Complexity isn’t the answer. Simplicity—understanding the relationships and motivations driving a system—is where truth lies.
- Complexity obscures; simplicity reveals.
- By modeling relationships and focusing on motivations, we can build systems that align with people, not just outputs.
This is why frameworks grounded in simplicity matter. Whether modeling cash flow, enterprise IT, or global networks, they focus on relationships and dynamics over static calculations.
Mermaid Flowchart:
flowchart LR
Zero[Start at Zero] --> Relationships[Capture Relationships]
Relationships --> Simplicity[Model Simplicity]
Simplicity --> Evolution[Understand Systems Over Time]
Evolution --> Truth[Reveal the Truth]
Empathy isn’t just about understanding systems—it’s about understanding the people around us.
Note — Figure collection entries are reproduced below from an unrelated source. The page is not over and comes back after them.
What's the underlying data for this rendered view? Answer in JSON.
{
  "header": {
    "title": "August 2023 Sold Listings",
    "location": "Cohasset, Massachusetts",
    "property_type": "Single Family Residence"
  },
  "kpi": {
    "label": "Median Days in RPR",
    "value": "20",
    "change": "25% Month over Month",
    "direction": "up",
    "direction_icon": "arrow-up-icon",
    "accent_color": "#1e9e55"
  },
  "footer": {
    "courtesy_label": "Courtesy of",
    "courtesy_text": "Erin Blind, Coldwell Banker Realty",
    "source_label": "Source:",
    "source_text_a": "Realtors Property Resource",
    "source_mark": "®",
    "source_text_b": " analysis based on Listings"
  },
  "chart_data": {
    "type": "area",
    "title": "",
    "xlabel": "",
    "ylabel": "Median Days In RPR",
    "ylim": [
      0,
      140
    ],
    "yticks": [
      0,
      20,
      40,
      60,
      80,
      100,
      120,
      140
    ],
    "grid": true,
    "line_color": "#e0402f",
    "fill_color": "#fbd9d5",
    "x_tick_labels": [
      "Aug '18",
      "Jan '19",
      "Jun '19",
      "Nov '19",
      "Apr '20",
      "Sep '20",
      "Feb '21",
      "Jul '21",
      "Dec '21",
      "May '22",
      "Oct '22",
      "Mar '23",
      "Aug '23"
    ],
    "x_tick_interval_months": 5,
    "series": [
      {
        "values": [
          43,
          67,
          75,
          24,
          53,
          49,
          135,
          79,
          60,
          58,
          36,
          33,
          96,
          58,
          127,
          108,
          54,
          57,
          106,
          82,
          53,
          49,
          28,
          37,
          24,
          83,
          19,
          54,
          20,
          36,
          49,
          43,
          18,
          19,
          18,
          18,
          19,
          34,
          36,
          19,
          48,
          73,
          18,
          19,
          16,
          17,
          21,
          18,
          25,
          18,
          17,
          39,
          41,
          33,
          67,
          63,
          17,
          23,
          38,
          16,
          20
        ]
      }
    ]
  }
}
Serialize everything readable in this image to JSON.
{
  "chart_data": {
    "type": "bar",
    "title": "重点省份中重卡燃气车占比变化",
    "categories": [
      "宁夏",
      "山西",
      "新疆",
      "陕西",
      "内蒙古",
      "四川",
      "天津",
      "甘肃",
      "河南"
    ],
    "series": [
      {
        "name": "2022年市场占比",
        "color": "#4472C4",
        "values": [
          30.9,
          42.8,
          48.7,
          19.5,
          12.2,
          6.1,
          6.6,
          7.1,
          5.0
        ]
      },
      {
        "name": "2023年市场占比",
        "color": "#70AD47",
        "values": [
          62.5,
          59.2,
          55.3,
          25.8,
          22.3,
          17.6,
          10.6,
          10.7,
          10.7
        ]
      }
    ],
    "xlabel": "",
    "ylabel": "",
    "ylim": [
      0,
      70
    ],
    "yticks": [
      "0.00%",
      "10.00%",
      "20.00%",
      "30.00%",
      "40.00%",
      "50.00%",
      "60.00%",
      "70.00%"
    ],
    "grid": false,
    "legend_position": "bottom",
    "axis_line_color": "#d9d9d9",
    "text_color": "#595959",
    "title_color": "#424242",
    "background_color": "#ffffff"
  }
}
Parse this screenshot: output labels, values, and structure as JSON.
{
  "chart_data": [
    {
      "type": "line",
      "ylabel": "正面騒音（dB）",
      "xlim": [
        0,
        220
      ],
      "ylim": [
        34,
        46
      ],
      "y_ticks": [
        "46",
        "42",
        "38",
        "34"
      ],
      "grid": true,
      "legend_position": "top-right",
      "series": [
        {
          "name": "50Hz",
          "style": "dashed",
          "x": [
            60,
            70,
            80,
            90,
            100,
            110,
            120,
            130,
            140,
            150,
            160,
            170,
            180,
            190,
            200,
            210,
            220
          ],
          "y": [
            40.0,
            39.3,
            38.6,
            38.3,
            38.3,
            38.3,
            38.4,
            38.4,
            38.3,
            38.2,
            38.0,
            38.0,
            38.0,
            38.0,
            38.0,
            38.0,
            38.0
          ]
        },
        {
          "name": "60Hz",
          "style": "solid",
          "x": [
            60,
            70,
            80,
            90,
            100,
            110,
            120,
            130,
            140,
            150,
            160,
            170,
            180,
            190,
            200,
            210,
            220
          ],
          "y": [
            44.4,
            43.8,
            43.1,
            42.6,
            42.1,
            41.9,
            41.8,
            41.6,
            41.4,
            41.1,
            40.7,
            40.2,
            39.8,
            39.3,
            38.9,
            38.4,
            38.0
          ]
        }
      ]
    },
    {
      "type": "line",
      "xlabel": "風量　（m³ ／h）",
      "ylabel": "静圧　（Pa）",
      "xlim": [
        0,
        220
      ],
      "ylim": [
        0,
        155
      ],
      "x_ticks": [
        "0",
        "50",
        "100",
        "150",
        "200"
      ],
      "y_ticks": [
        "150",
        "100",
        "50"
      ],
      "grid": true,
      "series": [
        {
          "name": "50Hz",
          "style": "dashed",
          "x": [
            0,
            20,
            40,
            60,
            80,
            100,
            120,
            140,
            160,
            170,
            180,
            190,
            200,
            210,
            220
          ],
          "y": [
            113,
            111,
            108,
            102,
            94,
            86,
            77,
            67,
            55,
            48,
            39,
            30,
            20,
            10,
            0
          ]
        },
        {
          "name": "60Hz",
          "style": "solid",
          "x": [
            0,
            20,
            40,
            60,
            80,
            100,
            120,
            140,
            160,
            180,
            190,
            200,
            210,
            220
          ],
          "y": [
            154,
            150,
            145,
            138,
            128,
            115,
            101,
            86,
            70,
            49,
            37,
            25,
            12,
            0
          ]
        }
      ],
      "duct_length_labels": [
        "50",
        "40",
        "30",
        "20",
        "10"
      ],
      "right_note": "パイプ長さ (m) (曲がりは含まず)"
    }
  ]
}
As you spend time with your family this Christmas, take a moment to step back. If you find yourself frustrated or confused by someone’s behavior, pause. Instead of assuming, ask yourself:
What are their motivations? What’s driving this moment?
Seeing the world through someone else’s eyes doesn’t just bring understanding—it deepens connection. Your family is there for you, just as you’re there for them. And in the same way we build better systems with empathy, we can build better relationships by simply seeking to understand.
This article stands as a lens for clarity. Let it resonate and spark curiosity to explore the depth of understanding that lies within simplicity.